Grace Berry had made her way into the world in their warm, candlelit kitchen, the heart of the home. When she’d finally slipped between Clare’s legs into the pool, Clare had pulled her up through the water to take her first breaths. ‘Hello,’ she’d said, half-laughing, half-crying as she clasped her baby’s soft, wet head against her body. ‘It’s me, it’s Mummy. Hello.’
Tears appeared in Clare’s eyes at the memory and she smiled across at her girl, that baby who’d grown up into this bewitching creature with such a cloud of blonde dandelion-fluff hair, cat-like green eyes and freckles like fairy kisses all across her nose. Her girl, who’d been with her in the world for ten years now. She hugged her with a sudden fierceness. ‘Happy birthday, darling,’ she said.
‘Uh-oh,’ Alex warned. ‘Mum’s getting all soppy. Here we go: boo-hoo, wah-wah.’ He scrunched his hands into fists and pretended to rub his eyes like a toddler. Everyone laughed, and Clare ruffled his hair.
‘Thank goodness we’ve got this cake to stop me blubbing,’ she joked. ‘Who wants a slice, then?’
‘Me!’ chorused the children with such gusto that Clare’s dad, Graham, pretended he’d gone deaf in one ear.
‘Flipping ’eck,’ he grumbled. ‘That was almost as loud as Grandma’s snores. Better make it a big slice for me, I need something sweet for the shock.’

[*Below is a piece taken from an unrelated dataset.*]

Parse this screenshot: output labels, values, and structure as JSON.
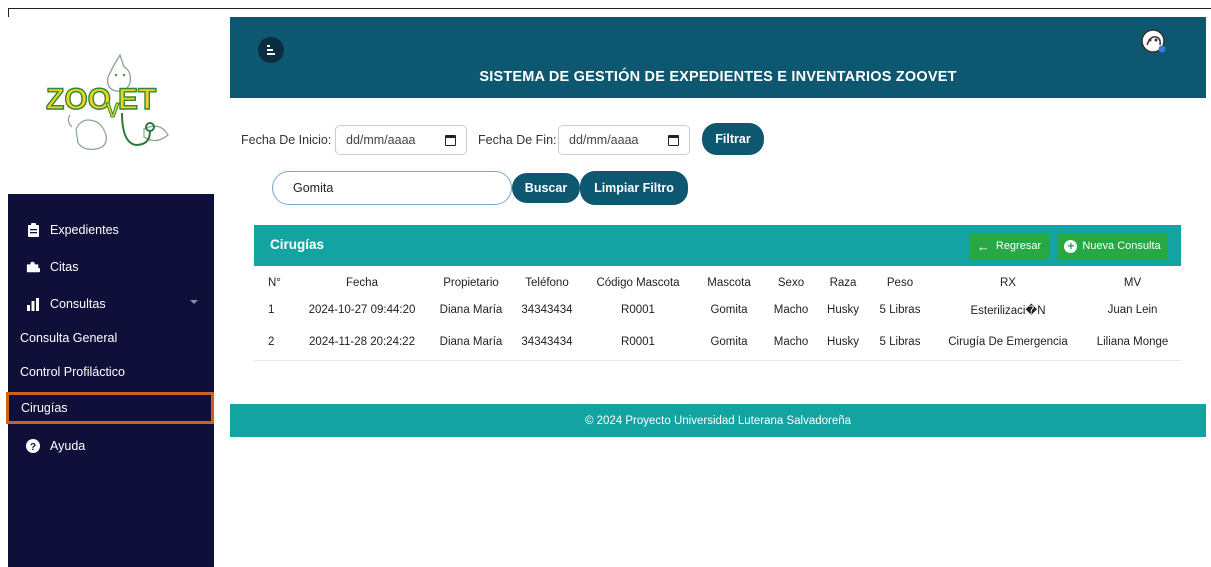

Karen, Clare’s long-suffering mum, rolled her eyes. ‘Ignore grumpy Grandad,’ she told everyone. ‘He’s telling porkies again; I think he’s losing his marbles in his old age. I’d love a slice, please, Clare. It’s not every day your eldest granddaughter hits double figures now, is it?’
‘It’s not,’ Clare agreed. She was planning to have a massive wedge of cake herself; Debbie was brilliant at baking. Sod the image of denim shorts flashing past her eyes. Sod her bumpy, cellulite-pocked thighs and her soft, squidgy belly that would never be bared in a bikini again. It was a special day, and special days required cake. And so far, today had gone remarkably well. Somehow or other (via Debbie, probably) Jay Holmes, the village wide-boy, had heard that Clare was after a bike for Leila’s birthday and had turned up last night with a rather knackered-looking girl’s chopper.
‘I know it’s not much to look at right now,’ he’d said apologetically as Clare’s eyes flickered doubtfully over the tatty blue paintwork, spattered with mud, and the worryingly balding front tyre. ‘But I reckon we could do it up between us, don’t you?’
‘What – now?’ Clare had asked, unconvinced.
He’d shrugged. ‘Why not? We can scrub her up, and I’ve got some old bits of paint we could use: lilac, rose, turquoise . . .’ He pulled them out of a carrier bag like a conjuror producing rabbits. ‘Worth a go, isn’t it?’
‘And how much is this going to cost me?’ Clare asked, folding her arms across her chest, leaning against the doorjamb. Knowing Jay, he wasn’t doing this out of the goodness of his heart.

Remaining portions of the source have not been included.